Я спорил с тобой о том, стоит мне или нет приезжать в Калифорнию (я мог бы успеть до приземления самолета) и перехватить Ребекку, пока ее не встретил в аэропорту Оливер. Ты сказала, что я просто смешон. Оливер, в конце концов, ее отец, и мне не стоит вмешиваться. Я уверен, ты знала, как трудно мне было дозвониться из Мексики, но швырнула телефонную трубку и не стала меня слушать.
И вот что я теперь думаю: именно во время нашего спора самолет Ребекки взорвался над кукурузным полем в Айове. Моя теория заключается в том, что она осталась в живых по единственной причине — мы с тобой боролись за ее душу. А лишь умиротворенные души попадают на небеса.
Я пытался дозвониться до тебя, когда днем узнал, что самолет разбился. Но как я уже упомянул, в Штаты дозвониться было практически невозможно, да ты все равно уже мчалась в Айову. Мама рассказала мне, что вы с Оливером одновременно приехали в больницу. Во время нашего следующего разговора все уже было отлично. «Мы вернулись к обычной жизни, Джоли», — сказала ты и не захотела обсуждать Оливера. Не сказала, извинился ли он, почему он вообще поднял на тебя руку. Не впустила к себе в душу. Поступила точно так же, как в детстве, когда это случилось с тобой первый раз.
Я решил не будить лихо. И вот почему, Джейн: теперь тебе нужно думать о Ребекке. Я знаю, что в детстве ты молчала о том, что делал отец, из-за меня. Но теперь речь шла не об отце и не обо мне. Оливер — совсем другое дело, он даже обидел тебя по-другому. И что еще важнее, Ребекка — другая. Я молча надеялся, что ты захочешь уберечь ее, раз не смогла уберечь себя.
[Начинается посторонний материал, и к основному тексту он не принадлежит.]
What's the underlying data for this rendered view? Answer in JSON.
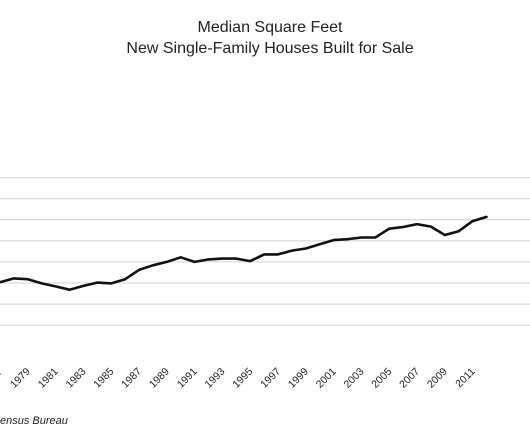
{
  "chart_data": {
    "type": "line",
    "title": "Median Square Feet",
    "subtitle": "New Single-Family Houses Built for Sale",
    "source": "ensus Bureau",
    "x_tick_labels": [
      "7",
      "1979",
      "1981",
      "1983",
      "1985",
      "1987",
      "1989",
      "1991",
      "1993",
      "1995",
      "1997",
      "1999",
      "2001",
      "2003",
      "2005",
      "2007",
      "2009",
      "2011"
    ],
    "grid": true,
    "series": [
      {
        "x": [
          1977,
          1978,
          1979,
          1980,
          1981,
          1982,
          1983,
          1984,
          1985,
          1986,
          1987,
          1988,
          1989,
          1990,
          1991,
          1992,
          1993,
          1994,
          1995,
          1996,
          1997,
          1998,
          1999,
          2000,
          2001,
          2002,
          2003,
          2004,
          2005,
          2006,
          2007,
          2008,
          2009,
          2010,
          2011,
          2012
        ],
        "values": [
          1610,
          1655,
          1645,
          1595,
          1560,
          1520,
          1565,
          1605,
          1595,
          1645,
          1755,
          1810,
          1850,
          1905,
          1850,
          1880,
          1890,
          1890,
          1860,
          1940,
          1940,
          1985,
          2010,
          2060,
          2110,
          2120,
          2140,
          2140,
          2245,
          2265,
          2300,
          2270,
          2170,
          2215,
          2335,
          2385
        ]
      }
    ]
  }
}
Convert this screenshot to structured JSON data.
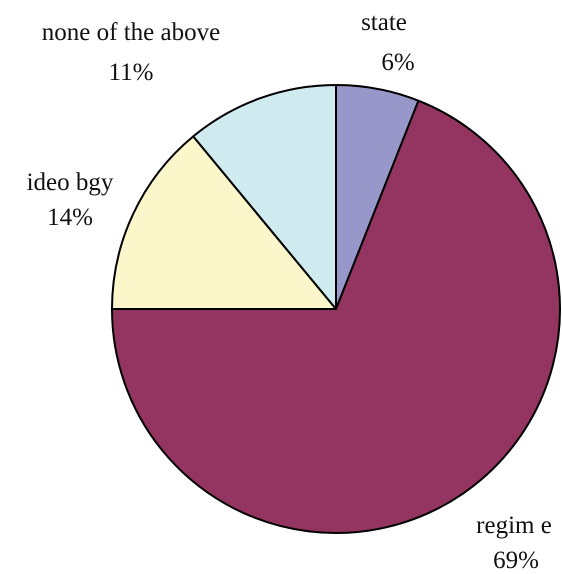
{
  "chart_data": {
    "type": "pie",
    "title": "",
    "start_angle_deg": 90,
    "direction": "clockwise",
    "slices": [
      {
        "label": "state",
        "percent_label": "6%",
        "value": 6,
        "color": "#9797CA"
      },
      {
        "label": "regim e",
        "percent_label": "69%",
        "value": 69,
        "color": "#943461"
      },
      {
        "label": "ideo bgy",
        "percent_label": "14%",
        "value": 14,
        "color": "#FBF7CB"
      },
      {
        "label": "none of the above",
        "percent_label": "11%",
        "value": 11,
        "color": "#CFEBF0"
      }
    ]
  }
}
Я много лет ждал, пока ты поймешь, что должна уйти. Знаю, ты скажешь, что ударила первая, поэтому и виновата, но я верю прошлому: ведь именно Оливер все это начал много-много лет назад. Вот поэтому Ребекка и выжила в катастрофе: она спаслась двенадцать лет назад, чтобы спасти тебя сейчас.
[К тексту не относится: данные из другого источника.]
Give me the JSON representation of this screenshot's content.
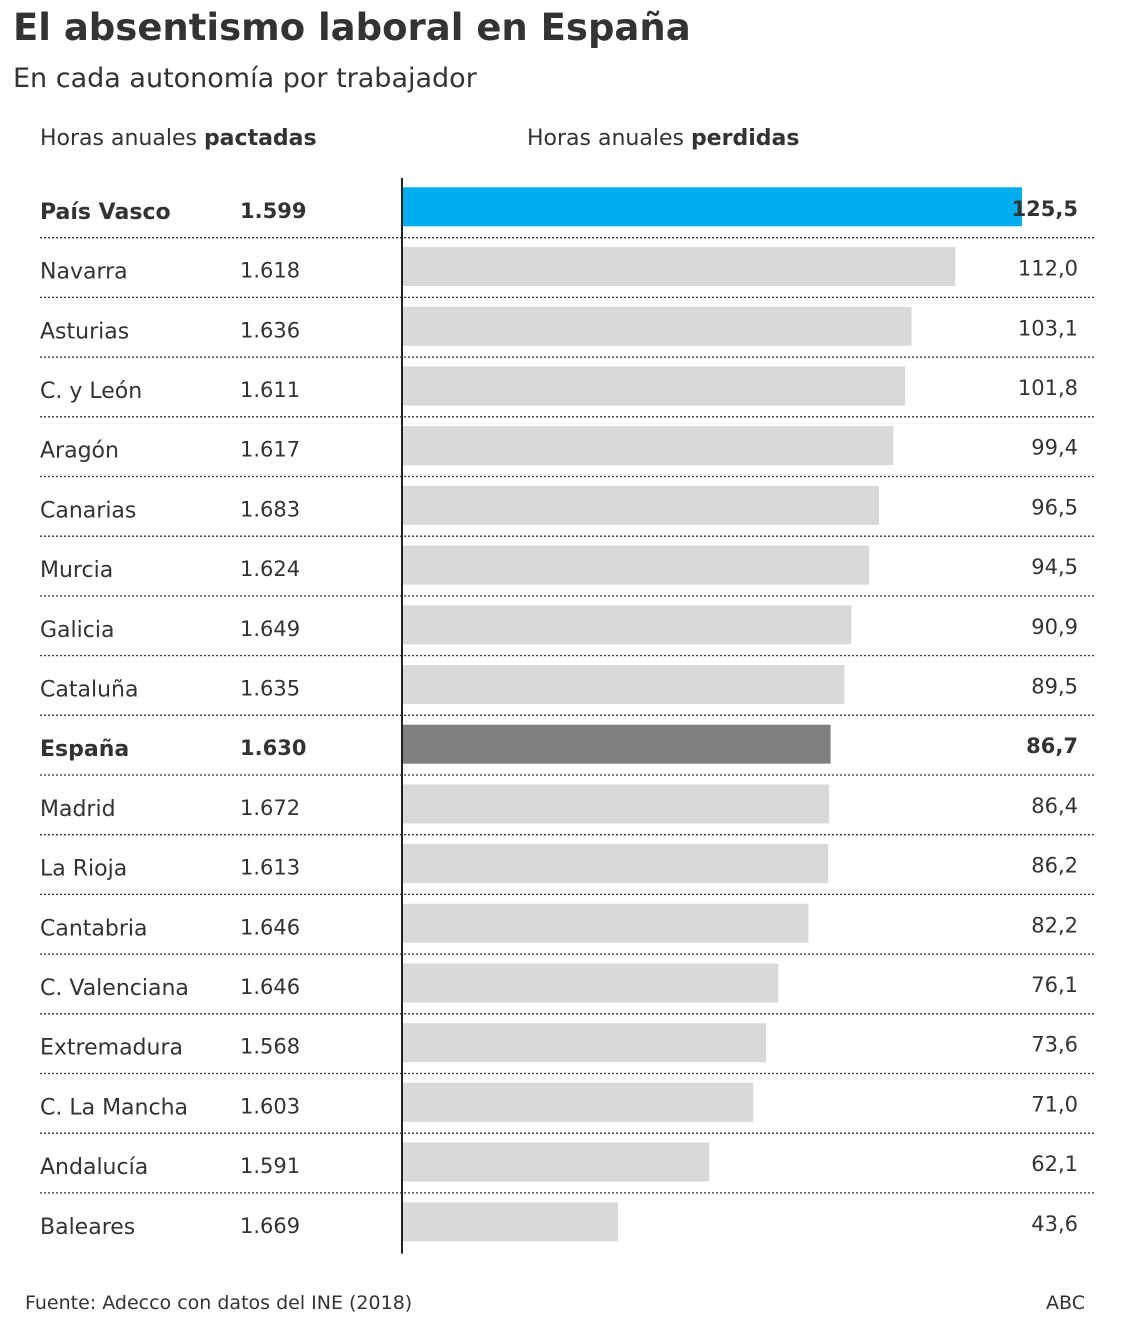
{
  "title": "El absentismo laboral en España",
  "subtitle": "En cada autonomía por trabajador",
  "headers": {
    "left_prefix": "Horas anuales ",
    "left_bold": "pactadas",
    "right_prefix": "Horas anuales ",
    "right_bold": "perdidas"
  },
  "chart_data": {
    "type": "bar",
    "orientation": "horizontal",
    "xlim": [
      0,
      125.5
    ],
    "categories": [
      "País Vasco",
      "Navarra",
      "Asturias",
      "C. y León",
      "Aragón",
      "Canarias",
      "Murcia",
      "Galicia",
      "Cataluña",
      "España",
      "Madrid",
      "La Rioja",
      "Cantabria",
      "C. Valenciana",
      "Extremadura",
      "C. La Mancha",
      "Andalucía",
      "Baleares"
    ],
    "agreed_hours_labels": [
      "1.599",
      "1.618",
      "1.636",
      "1.611",
      "1.617",
      "1.683",
      "1.624",
      "1.649",
      "1.635",
      "1.630",
      "1.672",
      "1.613",
      "1.646",
      "1.646",
      "1.568",
      "1.603",
      "1.591",
      "1.669"
    ],
    "values": [
      125.5,
      112.0,
      103.1,
      101.8,
      99.4,
      96.5,
      94.5,
      90.9,
      89.5,
      86.7,
      86.4,
      86.2,
      82.2,
      76.1,
      73.6,
      71.0,
      62.1,
      43.6
    ],
    "value_labels": [
      "125,5",
      "112,0",
      "103,1",
      "101,8",
      "99,4",
      "96,5",
      "94,5",
      "90,9",
      "89,5",
      "86,7",
      "86,4",
      "86,2",
      "82,2",
      "76,1",
      "73,6",
      "71,0",
      "62,1",
      "43,6"
    ],
    "highlight": {
      "País Vasco": "top",
      "España": "average"
    },
    "colors": {
      "top": "#00aeef",
      "average": "#808080",
      "default": "#d9d9d9",
      "text": "#333333",
      "axis": "#222222"
    }
  },
  "footer": {
    "source": "Fuente: Adecco con datos del INE (2018)",
    "brand": "ABC"
  }
}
Когда я вернулся из Мексики, то до того, как повидать тебя и маму, я остановился в Уотчире, штат Айова, чтобы посмотреть на обломки того самолета, и понял, почему владелец поля так и не потрудился их убрать. И дело тут не в последующих поколениях, не в дани памяти. Просто земля там мертвая. Ничего никогда там расти уже не будет.
Думаю, вам обеим будет нелегко увидеть это место. Но это означает, что вы уже проехали половину пути и скоро будете в яблоневом саду. Поезжайте по шоссе 80 в Чикаго, Иллинойс, в гостиницу «Ленокс». Там, как обычно, тебя будет ждать письмо.
С любовью,
Джоли.
Пятница, 13 июля 1990 года
Борт номер 997 «Среднезападных авиалиний» разбился 21 сентября 1978 года в Уотчире, штат Айова, — небольшой деревеньке в ста километрах на юго-запад от Де-Мойна. В газетных статьях, которые я читала, сообщалось, что на борту было 103 пассажира. Выжило всего пять человек, включая меня. Я ничего не помню о катастрофе.
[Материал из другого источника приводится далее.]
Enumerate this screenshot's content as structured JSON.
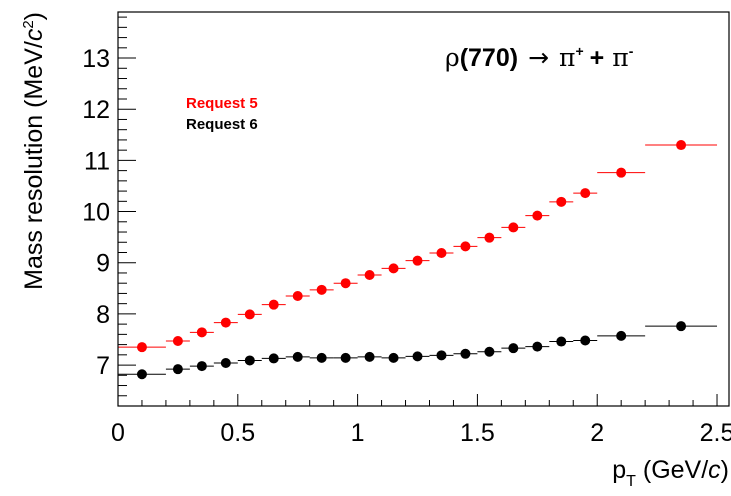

Создается впечатление, что всякий в Уотчире может указать нам, где находится ферма Арло Ванклиба. Именно на его землях разбился самолет, и Руди Ванклиб, сын Арло, сделал тот знаменитый снимок, на котором я бегу прочь от самолета и размахиваю руками. Именно он отвез меня в больницу. Я бы хотела поблагодарить его лично, но оказалось, что он уже умер. Погиб в результате какого-то несчастного случая с комбайном.
Арло Ванклиб очень удивился, когда меня увидел. Он продолжает щипать меня за щеку и говорить маме, какой я выросла красавицей. Мы сидим у него в гостиной, я слушаю, как мама рассказывает ему историю моей жизни. Мы доходим до восьмилетнего возраста, когда я играла роль зуба-моляра в школьной постановке о гигиене полости рта.
— Простите, — вклиниваюсь я. — Не хочу показаться невежливой, но, может быть, мы уже пойдем на то место?
— Господь любит терпение, — укоряет меня мистер Ванклиб.
Через семьдесят миллионов лет мама встает с цветастого дивана.